Kemarin, baru saja aku menghadiri pesta
pernikahan seorang teman SD.
Yah, mungkin bagi sebagian orang yang seusia
denganku, ini hal yang lumrah. Mereka mungkin pernah menghadiri pesta
pernikahan temannya beberapa kali. Dan sebelum argumen itu menyangkalku, perlu
kuberi tahu bahwa aku pun pernah melakukan hal serupa sebelumnya; menghadiri
pesta pernikahan teman SMP, SMA, teman komunitas, teman se-profesi—beberapa kali.
Hanya saja, ini kali pertama aku menghadiri pesta pernikahan teman SD.
Dan rasanya berbeda.
Pesta pernikahan teman kami menjelma jadi
reuni. Sembilan tahun lebih beberapa di antara kami yang baru bertemu sekarang.
Kadang, kami menyerupai orang yang baru pertama kali bertemu; bertanya nama, saling
mengorek memori, “Duh, gue lupa lo. Lo dulu yang mana, sih?” atau, “Dari dulu
muka lo nggak berubah, nih dia yang berubah.”, lalu berbasa-basi soal kabar,
profesi, dan yang lain. Lalu di antara kami juga yang memorinya masih baik
sehingga kenangan dulu tergali sempurna, “Si dia kan yang dulunya suka sama
ini, bla-bla-bla…”
Sembilan tahun. Time flies sampai
nggak sadar bahwa yang berasa baru terjadi, sekarang diangkat sebagai kenangan.
Hidup bergerak cepat, menjejaki fase-fase
baru yang akan menghampiri kami. Masuk SMP, masuk SMA, diterima kuliah,
beberapa ada yang mulai start bekerja, lalu meraih cita-cita. Dulu, kami
yang masih suka bawa bekal ke sekolah, bertengkar dengan teman sebangku, kini
menjelma sebagai orang dewasa yang berbicara benar-benar seperti orang yang
sudah meninggalkan masa kecilnya; soal dunia perkuliahan dan skripsi, si dia
yang sekarang dalam masa training menjadi pramugari, si itu yang
sekarang gajinya bisa ‘segini’, sampai hal yang lebih intern—yang kalau
dipikir-pikir sempat nggak nyangka juga bakalan bicara soal ini, pada teman
yang setiap kali bertatapan dengan mereka, dunia anak-anak masih terasa melekat
di sana.
Satu sisi, ada rasa ketidakrelaan. Rasanya
ingin semua seperti dulu dan tak berubah. Tapi di sisi lain, harus sadar.

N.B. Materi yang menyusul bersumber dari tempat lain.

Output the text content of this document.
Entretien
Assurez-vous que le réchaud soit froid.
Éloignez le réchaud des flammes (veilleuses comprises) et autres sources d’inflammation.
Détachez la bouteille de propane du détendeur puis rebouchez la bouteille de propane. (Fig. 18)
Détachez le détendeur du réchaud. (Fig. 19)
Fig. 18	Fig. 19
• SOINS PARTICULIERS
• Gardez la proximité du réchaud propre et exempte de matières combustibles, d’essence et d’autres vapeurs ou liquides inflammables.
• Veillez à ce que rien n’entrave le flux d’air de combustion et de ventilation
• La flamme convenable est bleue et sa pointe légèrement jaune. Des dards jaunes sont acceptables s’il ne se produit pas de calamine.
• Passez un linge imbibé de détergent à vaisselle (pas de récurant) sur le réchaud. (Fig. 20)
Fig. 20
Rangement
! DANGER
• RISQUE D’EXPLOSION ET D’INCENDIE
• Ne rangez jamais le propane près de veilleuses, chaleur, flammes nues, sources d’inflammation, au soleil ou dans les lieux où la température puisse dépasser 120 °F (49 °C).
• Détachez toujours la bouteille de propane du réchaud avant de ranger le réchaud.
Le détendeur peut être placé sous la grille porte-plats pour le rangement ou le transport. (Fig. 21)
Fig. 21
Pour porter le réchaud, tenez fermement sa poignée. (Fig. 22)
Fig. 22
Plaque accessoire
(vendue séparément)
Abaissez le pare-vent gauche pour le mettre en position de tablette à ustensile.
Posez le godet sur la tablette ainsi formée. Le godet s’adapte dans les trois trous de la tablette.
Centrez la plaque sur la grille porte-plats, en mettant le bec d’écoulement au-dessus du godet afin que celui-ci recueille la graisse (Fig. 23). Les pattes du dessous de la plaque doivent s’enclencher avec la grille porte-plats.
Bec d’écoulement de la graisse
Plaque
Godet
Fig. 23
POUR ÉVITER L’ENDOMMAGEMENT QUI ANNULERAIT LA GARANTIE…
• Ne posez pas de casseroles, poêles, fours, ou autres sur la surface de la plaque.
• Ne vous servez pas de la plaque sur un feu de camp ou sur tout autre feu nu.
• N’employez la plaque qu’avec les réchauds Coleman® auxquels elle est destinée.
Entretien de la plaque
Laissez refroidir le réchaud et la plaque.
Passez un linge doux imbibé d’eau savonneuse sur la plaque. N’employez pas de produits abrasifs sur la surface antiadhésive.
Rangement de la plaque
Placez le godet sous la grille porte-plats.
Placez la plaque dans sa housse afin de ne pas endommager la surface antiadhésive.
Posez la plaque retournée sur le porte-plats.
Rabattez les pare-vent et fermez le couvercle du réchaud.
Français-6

Kalau
kita nggak bisa terima tentang perubahan dunia, orang di sekitar juga nggak
bisa terima kita.
Time flies.
Bahkan, kini salah satu di antara kami ada yang sudah menikah. Meskipun kemarin
saat diskusi sempat menyinggung bahwa ada beberapa lainnya yang sebenarnya juga
sudah berkeluarga, tapi karena putus kontak, ini jadi yang pertama. Dulu, kami
hanya sebagai teman bermain monopoli. Kini, tanpa disadari menjadi partner
diskusi. Dulu, kami hanya sebagai anak yang masalah hidupnya tak jauh dari
sekolah. Kini, kami menjelma jadi orang dewasa dengan masalah hidup yang lebih
luas.
Dengan begitu, kenyataan ini menyadarkanku
bahwa ada satu fase di mana nantinya kami akan berbicara seputar ‘keluarga di masa
depan’. Meskipun mungkin nantinya ada yang bilang, “ye elah masih lama!” tapi
setidaknya sadar, kita harus siap-siap.
Time flies.
Tak akan berjalan mundur, kalau-kalau kita merasa kurang. Sekalipun menoleh, yang
terjadi adalah kita akan dihadapkan pertanyaan, “kamu sudah berbuat apa?” yang
kemudian mengharapkan kita memberi jawaban yang tidak mengecewakan.